ADVICE RATING |
    5.00 (Highly recommend) from 22 votes (117 Visits) |
Growing up I loved hearing things like "well done" "I'm proud of you" and "You're really good at that" It gave me a warm bubbly feeling inside.
Yes, Kids can be annoying, irritating and tireing at times and Yes, sometimes its hard to
be calm and think rationally on 2 hours sleep but try try to be positive when dicaplining your child. I see parents telling their children off for being naughty far too often, and hardly ever see them praising their children for good behaviour. Or when their child can't acheive something like riding a bike with out training wheels instead of getting frustrated try being positive and saying things like you can do it, you can do anything if you put your mind to it.
The idea to write this advice came from some recent personal experience, We have a new tree house. Its high up and to get down you need to come BACKWARDS dow a ladder.. scary stuff for a four year old. Jess had climbed up and down a few times but sliped as she came down the last time and she did not want to climb back up again. she was terrified that she may fall again. But eager to play with her older sister she climbed back up again but when it came to time to climb down again she just couldnt do it.. to scared. My partner had to climb up and drag her out of the tree house kicking and screaming as she didnt want to get down and it was getting late.
Over the next few days My partner tried to get her to climb up the tree but everytime he told her to she would run away or cry. He became frustrated after spending 2 weeks building the treehouse he wanted her to be able to use it but to him it seemed like she wouldnt even try it. He said, Jess stop being a sook. At this stage I pulled him aside and explained if we ever want jess to have the confidence to be able to do it we need to make it a POSITIVE experience for her. We agreed to build up her confidence by telling her "ITS OK THAT YOU CANT DO IT, WE LOVE YOU , AND ONE DAY YOU WILL BE ABLE TO DO IT" .
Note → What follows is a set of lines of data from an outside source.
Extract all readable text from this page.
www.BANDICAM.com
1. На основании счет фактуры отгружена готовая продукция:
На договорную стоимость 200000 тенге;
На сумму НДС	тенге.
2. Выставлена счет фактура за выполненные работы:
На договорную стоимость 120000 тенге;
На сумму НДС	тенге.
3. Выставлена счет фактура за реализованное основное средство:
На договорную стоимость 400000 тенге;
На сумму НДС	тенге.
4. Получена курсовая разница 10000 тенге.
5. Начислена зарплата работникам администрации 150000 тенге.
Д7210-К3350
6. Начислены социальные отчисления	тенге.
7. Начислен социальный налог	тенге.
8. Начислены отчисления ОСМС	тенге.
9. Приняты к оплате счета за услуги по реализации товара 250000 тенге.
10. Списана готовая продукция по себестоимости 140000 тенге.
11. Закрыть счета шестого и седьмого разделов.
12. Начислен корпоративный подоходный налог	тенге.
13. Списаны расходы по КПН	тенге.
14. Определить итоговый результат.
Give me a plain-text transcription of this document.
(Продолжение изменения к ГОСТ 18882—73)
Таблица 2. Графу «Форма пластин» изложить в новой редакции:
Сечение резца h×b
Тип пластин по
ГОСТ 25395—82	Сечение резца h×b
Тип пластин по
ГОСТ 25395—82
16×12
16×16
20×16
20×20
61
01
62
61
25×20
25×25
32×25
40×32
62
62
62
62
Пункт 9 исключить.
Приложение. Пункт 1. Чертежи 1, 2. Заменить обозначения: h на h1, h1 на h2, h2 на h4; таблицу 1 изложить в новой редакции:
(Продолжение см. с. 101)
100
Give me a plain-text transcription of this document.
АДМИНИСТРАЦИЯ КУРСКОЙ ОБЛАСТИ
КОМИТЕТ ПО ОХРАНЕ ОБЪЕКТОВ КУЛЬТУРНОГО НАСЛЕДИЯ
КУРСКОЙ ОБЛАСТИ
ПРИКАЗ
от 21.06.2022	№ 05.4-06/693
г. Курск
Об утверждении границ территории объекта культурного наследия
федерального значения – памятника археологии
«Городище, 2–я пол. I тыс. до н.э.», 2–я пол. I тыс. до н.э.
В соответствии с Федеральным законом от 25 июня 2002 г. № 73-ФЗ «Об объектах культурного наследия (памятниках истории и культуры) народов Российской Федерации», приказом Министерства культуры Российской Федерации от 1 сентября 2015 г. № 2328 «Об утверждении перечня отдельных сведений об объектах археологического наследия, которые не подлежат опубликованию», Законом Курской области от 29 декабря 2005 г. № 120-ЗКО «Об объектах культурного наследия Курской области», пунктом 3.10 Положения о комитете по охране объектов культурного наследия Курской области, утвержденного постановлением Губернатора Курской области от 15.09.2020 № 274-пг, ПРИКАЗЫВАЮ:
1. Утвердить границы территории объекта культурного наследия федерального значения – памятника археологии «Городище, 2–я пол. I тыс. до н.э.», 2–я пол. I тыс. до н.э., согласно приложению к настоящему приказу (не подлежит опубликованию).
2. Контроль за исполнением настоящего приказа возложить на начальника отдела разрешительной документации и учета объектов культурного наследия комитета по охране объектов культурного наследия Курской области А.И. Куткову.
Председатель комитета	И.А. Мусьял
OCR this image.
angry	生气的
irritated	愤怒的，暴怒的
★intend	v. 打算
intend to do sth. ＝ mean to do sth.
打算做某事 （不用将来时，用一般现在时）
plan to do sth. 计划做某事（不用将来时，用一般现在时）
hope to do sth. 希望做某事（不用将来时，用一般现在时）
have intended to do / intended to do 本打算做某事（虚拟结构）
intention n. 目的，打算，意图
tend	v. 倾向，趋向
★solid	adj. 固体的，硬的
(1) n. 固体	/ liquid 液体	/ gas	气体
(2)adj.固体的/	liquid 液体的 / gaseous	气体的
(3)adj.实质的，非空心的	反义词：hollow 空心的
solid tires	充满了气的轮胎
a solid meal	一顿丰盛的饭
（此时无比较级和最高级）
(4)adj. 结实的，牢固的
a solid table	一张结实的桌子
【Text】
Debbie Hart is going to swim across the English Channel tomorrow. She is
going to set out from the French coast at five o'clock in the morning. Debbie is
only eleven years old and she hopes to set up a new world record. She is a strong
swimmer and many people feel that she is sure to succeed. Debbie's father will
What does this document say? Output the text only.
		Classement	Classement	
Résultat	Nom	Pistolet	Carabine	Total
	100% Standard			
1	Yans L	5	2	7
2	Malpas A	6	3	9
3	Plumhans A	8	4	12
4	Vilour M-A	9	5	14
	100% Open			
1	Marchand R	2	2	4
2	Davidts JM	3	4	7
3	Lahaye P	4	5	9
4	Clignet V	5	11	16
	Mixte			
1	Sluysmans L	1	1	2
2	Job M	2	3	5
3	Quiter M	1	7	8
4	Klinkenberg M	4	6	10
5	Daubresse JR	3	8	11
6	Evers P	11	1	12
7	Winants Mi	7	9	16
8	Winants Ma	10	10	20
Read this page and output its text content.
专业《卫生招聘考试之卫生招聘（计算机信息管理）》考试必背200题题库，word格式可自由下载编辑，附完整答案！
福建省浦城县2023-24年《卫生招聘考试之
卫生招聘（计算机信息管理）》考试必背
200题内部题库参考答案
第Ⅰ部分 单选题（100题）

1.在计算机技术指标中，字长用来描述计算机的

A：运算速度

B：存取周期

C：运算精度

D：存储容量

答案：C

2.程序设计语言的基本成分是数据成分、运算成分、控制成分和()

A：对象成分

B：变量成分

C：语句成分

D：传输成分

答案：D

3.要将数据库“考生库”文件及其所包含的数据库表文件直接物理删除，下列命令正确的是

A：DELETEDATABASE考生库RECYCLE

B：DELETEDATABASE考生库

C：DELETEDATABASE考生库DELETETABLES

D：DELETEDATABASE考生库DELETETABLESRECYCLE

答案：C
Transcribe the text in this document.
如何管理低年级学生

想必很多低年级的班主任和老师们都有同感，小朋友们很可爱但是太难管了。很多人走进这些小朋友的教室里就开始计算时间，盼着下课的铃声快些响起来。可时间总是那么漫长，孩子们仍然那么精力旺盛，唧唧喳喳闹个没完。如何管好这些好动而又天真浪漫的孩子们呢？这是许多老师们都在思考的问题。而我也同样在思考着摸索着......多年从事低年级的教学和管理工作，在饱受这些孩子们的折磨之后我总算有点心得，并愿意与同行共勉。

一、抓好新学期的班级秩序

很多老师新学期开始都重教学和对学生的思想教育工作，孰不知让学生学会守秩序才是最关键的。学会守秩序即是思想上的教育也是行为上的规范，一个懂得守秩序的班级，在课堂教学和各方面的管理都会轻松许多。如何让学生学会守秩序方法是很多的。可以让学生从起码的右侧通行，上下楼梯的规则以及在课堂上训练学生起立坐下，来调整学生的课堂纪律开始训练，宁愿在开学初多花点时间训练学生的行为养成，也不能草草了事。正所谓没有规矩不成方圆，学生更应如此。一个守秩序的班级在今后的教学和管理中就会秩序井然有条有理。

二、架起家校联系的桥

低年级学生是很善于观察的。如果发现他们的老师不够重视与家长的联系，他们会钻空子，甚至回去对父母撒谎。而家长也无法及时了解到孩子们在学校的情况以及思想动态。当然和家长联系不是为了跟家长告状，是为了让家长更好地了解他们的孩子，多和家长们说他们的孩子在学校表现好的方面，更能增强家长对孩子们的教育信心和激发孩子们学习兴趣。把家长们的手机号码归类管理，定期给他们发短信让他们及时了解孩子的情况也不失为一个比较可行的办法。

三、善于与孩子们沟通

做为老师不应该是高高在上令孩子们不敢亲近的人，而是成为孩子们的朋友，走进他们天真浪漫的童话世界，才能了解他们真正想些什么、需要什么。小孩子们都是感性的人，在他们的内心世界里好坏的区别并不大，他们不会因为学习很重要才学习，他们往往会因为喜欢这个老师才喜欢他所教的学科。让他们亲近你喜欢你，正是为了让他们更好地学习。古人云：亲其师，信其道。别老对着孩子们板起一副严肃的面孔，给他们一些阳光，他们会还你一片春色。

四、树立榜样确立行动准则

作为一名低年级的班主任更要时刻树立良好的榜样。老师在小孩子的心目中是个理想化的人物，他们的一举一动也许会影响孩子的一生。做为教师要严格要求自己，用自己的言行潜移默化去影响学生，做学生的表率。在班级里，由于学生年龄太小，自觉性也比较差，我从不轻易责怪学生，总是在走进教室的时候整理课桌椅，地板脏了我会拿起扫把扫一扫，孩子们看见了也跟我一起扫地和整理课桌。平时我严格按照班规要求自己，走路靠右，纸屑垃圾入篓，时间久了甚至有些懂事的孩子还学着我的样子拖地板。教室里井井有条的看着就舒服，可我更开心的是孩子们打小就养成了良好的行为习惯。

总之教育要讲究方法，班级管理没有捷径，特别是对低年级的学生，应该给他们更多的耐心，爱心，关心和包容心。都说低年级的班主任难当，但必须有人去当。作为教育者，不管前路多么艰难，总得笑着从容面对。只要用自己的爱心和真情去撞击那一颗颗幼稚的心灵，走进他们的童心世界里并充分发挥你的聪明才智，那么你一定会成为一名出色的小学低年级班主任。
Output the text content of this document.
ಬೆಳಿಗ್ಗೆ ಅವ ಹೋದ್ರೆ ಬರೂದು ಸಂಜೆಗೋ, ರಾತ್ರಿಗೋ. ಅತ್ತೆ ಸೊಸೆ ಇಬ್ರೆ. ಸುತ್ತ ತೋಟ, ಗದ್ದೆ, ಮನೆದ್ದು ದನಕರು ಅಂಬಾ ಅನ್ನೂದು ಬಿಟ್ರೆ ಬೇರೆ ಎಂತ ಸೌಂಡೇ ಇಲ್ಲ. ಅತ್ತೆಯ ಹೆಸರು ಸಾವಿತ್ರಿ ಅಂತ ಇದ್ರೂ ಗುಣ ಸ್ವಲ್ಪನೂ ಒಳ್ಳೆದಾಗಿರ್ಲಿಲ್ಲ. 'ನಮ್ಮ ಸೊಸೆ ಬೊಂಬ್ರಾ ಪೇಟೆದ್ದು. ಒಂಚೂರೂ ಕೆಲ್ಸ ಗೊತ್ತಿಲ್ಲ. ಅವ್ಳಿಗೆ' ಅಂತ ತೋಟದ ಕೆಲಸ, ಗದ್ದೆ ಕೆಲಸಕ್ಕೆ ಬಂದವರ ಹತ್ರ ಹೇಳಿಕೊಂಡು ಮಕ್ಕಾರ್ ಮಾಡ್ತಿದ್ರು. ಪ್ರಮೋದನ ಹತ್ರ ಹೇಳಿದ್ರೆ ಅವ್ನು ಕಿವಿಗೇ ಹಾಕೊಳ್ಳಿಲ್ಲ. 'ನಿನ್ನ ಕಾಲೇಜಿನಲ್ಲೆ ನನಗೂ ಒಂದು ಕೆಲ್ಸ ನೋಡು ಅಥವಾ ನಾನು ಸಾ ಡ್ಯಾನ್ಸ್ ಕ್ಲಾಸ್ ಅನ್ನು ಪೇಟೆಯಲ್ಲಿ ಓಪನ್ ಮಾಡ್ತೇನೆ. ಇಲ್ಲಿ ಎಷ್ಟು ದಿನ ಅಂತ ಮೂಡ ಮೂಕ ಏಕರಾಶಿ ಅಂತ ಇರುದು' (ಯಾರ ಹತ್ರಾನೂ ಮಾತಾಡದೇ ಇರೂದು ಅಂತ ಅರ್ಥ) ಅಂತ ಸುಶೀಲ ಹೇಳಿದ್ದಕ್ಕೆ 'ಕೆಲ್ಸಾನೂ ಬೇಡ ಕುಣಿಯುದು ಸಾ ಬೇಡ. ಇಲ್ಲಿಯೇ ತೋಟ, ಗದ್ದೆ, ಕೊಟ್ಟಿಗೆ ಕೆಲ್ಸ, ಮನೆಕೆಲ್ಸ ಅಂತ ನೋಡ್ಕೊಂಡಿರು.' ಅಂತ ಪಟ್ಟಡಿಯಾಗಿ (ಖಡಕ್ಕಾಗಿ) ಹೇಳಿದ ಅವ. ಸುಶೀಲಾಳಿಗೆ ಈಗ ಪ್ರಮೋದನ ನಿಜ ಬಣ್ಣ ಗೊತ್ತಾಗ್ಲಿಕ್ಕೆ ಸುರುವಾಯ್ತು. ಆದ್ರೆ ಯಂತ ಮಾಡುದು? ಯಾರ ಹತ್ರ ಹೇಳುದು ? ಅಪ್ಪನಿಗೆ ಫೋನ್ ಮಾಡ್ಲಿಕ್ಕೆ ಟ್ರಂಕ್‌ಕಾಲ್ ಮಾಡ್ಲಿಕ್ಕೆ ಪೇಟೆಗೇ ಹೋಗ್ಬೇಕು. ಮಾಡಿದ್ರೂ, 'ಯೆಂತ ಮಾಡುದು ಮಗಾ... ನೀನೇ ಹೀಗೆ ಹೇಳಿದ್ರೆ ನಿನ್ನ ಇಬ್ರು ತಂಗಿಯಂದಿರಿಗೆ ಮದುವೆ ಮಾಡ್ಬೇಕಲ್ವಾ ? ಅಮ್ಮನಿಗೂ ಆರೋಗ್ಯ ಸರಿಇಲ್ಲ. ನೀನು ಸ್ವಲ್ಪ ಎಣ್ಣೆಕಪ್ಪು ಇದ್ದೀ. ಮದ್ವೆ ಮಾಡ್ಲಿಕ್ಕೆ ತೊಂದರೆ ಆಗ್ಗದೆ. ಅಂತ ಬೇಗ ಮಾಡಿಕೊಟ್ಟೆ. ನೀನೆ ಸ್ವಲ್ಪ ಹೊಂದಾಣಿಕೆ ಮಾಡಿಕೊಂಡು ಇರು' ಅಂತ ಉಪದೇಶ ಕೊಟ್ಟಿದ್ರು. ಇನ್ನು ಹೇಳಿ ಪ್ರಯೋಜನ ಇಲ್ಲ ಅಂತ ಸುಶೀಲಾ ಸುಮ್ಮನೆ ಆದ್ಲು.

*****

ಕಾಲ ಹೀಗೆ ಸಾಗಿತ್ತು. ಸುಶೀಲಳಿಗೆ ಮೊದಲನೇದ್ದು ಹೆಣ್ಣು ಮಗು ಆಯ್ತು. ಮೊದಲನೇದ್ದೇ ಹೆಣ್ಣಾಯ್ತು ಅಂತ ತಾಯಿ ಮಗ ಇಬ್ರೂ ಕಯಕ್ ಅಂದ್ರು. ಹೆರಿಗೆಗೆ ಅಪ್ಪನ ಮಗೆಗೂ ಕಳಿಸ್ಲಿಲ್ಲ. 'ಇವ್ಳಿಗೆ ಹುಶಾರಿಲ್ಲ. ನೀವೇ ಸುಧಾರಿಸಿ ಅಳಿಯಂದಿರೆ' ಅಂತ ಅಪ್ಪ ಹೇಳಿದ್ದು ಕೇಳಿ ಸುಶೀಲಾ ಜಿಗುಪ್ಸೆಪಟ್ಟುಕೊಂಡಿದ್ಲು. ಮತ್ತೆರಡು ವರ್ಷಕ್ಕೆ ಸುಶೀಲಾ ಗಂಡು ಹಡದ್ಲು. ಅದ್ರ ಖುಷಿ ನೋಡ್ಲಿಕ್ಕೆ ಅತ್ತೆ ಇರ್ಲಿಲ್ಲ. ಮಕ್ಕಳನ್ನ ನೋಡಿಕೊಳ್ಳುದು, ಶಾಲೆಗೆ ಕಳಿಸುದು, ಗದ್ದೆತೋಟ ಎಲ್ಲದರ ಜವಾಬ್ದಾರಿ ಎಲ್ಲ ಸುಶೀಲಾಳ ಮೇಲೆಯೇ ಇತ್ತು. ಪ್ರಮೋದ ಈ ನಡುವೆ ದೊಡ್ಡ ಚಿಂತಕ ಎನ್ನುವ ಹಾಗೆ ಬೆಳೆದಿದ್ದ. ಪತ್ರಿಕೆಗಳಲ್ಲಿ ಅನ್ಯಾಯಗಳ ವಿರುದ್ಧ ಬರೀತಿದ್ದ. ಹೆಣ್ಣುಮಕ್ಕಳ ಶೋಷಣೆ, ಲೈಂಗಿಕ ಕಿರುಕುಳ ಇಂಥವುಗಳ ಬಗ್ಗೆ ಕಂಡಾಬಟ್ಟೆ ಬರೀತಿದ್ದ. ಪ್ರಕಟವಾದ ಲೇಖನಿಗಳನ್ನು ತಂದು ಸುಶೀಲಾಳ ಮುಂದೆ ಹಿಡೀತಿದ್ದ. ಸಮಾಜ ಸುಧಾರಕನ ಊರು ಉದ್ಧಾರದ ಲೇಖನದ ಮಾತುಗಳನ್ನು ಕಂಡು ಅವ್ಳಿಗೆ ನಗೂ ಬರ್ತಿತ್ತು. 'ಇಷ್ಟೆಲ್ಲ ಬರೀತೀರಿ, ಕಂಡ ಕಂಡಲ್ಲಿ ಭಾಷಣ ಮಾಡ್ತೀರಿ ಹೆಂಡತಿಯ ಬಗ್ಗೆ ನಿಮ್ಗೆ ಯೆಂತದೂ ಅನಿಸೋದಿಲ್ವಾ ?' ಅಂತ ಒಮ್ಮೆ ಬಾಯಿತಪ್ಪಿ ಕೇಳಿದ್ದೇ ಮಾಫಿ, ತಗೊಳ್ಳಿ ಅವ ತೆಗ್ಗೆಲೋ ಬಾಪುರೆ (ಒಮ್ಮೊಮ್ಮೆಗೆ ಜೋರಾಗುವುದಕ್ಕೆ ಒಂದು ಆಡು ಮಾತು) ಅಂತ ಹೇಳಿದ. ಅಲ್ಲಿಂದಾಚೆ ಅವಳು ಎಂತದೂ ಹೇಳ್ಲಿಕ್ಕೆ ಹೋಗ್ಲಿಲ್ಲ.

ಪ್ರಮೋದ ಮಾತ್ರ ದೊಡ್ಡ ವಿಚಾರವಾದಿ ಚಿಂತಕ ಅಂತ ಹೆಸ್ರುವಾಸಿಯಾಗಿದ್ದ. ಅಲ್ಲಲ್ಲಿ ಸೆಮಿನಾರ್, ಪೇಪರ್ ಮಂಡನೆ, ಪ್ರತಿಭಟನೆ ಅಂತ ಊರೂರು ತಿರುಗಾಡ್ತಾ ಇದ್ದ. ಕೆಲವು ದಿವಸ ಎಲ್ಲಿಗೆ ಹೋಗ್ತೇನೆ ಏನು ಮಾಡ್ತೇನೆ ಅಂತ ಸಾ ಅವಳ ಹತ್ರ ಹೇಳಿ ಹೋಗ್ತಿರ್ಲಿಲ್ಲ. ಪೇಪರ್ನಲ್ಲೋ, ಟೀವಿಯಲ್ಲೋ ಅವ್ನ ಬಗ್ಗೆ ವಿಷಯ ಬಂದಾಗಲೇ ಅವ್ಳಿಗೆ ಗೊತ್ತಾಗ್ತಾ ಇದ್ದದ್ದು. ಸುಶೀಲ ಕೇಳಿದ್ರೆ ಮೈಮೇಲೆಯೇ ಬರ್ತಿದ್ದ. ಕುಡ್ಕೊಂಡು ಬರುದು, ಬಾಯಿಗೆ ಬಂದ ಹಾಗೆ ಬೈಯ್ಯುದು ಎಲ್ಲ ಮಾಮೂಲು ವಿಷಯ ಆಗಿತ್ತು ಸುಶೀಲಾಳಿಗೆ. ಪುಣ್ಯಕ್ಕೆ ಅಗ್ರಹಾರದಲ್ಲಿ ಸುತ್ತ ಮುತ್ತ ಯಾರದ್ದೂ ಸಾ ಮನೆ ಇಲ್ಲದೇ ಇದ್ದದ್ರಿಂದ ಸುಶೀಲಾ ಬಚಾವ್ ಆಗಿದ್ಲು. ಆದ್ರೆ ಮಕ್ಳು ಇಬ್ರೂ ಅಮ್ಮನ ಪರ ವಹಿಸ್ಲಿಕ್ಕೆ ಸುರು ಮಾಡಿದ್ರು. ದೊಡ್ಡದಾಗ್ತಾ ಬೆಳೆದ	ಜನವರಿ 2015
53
We left it for a few days, but reminded her that if she wanted to try it we'd be there for her. Then to our suprise she climbed up all by her self. We made a big deal about if telling her how brave she was and clever. Her smile was ear to ear. She loved knowing we were proud.
I think if you want something its better to go about it nicely then to be grumpy. Kids respond better to positive words.
If we take more time to praise them for being good and less time telling them of when they are bad they will be better behaved and you wont feel like the big baddie all the time!